Le lieu n’était pas idéal pour une conversation philosophique.

— Et le sang ? hurla Erwan. Les horreurs sur les écrans ?

— Le corps n’est qu’un passage.

— Et les gars pendus aux crochets, les filles attachées ?

— La souffrance nous élève. Regardez Jésus… Nous sommes tous des mutants.

— Cette mascarade, demanda-t-il de guerre lasse, ça a un lien avec la magie yombé ?

Délaissant son déambulateur meurtrier, Redlich lui agrippa le bras :

— Aidez-moi. On va à côté.

Erwan le soutint comme s’ils se trouvaient dans les jardins paisibles d’une maison de retraite. À mesure qu’ils avançaient, les sonorités funk reculaient et cédaient la place à de nouvelles trépidations électro. Redlich avait enroulé son bras autour du cou d’Erwan — le flic sentait la brûlure du latex dégoulinant sur sa nuque.

La nouvelle salle ressemblait aux précédentes : projecteurs tournoyants, sol bétonné, blitzkrieg sonore. La seule différence était que la foule était scindée en deux groupes. Corsets, harnais, muselières, prothèses se faisaient face, à cinq mètres de distance. On se jaugeait, on s’admirait, on semblait attendre le coup d’envoi d’une danse à l’ancienne, menuet ou quadrille.

Ce fut autre chose qui survint : parmi des flots de fumée, des hommes chauves, vêtus de longs manteaux de cuir, soutenaient sur leurs épaules un palanquin de bois drapé de noir. Une rumeur s’éleva dans la salle, couvrant d’un coup les pulsations de la musique. Les Fantômas, les danseuses à barbe, les militaires à moustache cirée s’approchèrent, essayant d’apercevoir la divinité qui se cachait derrière les voiles opaques. Erwan suivit le mouvement — il était au cœur d’une secte, le gourou arrivait enfin.

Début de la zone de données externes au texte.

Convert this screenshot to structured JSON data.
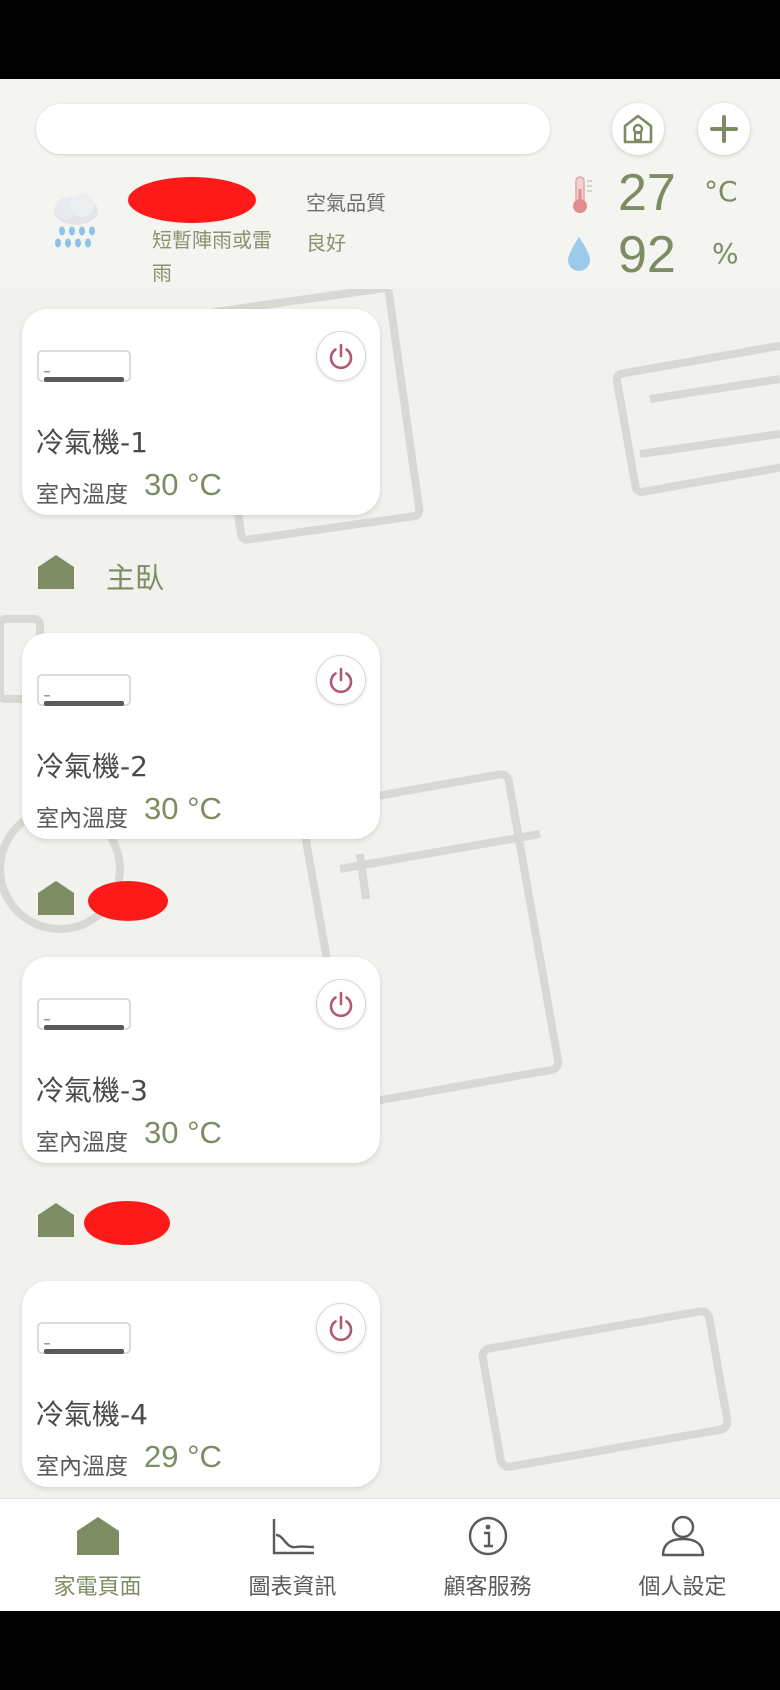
{
  "header": {
    "search_placeholder": "",
    "weather": {
      "description": "短暫陣雨或雷雨"
    },
    "air_quality": {
      "label": "空氣品質",
      "value": "良好"
    },
    "temperature": {
      "value": "27",
      "unit": "°C"
    },
    "humidity": {
      "value": "92",
      "unit": "%"
    }
  },
  "devices": [
    {
      "name": "冷氣機-1",
      "temp_label": "室內溫度",
      "temp_value": "30 °C"
    },
    {
      "name": "冷氣機-2",
      "temp_label": "室內溫度",
      "temp_value": "30 °C"
    },
    {
      "name": "冷氣機-3",
      "temp_label": "室內溫度",
      "temp_value": "30 °C"
    },
    {
      "name": "冷氣機-4",
      "temp_label": "室內溫度",
      "temp_value": "29 °C"
    }
  ],
  "rooms": [
    {
      "name": "主臥"
    }
  ],
  "nav": {
    "items": [
      {
        "label": "家電頁面",
        "icon": "house-icon",
        "active": true
      },
      {
        "label": "圖表資訊",
        "icon": "chart-icon",
        "active": false
      },
      {
        "label": "顧客服務",
        "icon": "info-icon",
        "active": false
      },
      {
        "label": "個人設定",
        "icon": "person-icon",
        "active": false
      }
    ]
  },
  "colors": {
    "accent": "#7e8c63",
    "power": "#b05a6e",
    "background": "#f1f1ed"
  }
}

Lorsque les rideaux s’écartèrent, au milieu des hurlements des invités, il eut un recul. La chaise à porteurs abritait une femme nue qui se tenait dans la position d’Anne Simoni sur les quais : assise, genoux groupés sous le menton, bras noués autour des jambes. Son corps entier était hérissé de clous, de tessons et de lames.

Le palanquin oscillait parmi le public. La femme n’était qu’une sculpture de résine à taille humaine, un simple mannequin d’exposition. Les clous, les miroirs brisés et la ficelle provenaient sans doute d’une vulgaire quincaillerie. Tout ça était à la fois ridicule et répugnant, mais la vénération des disciples était bien réelle. Les bras se levaient, les murmures s’amplifiaient autour de la Vierge suppliciée.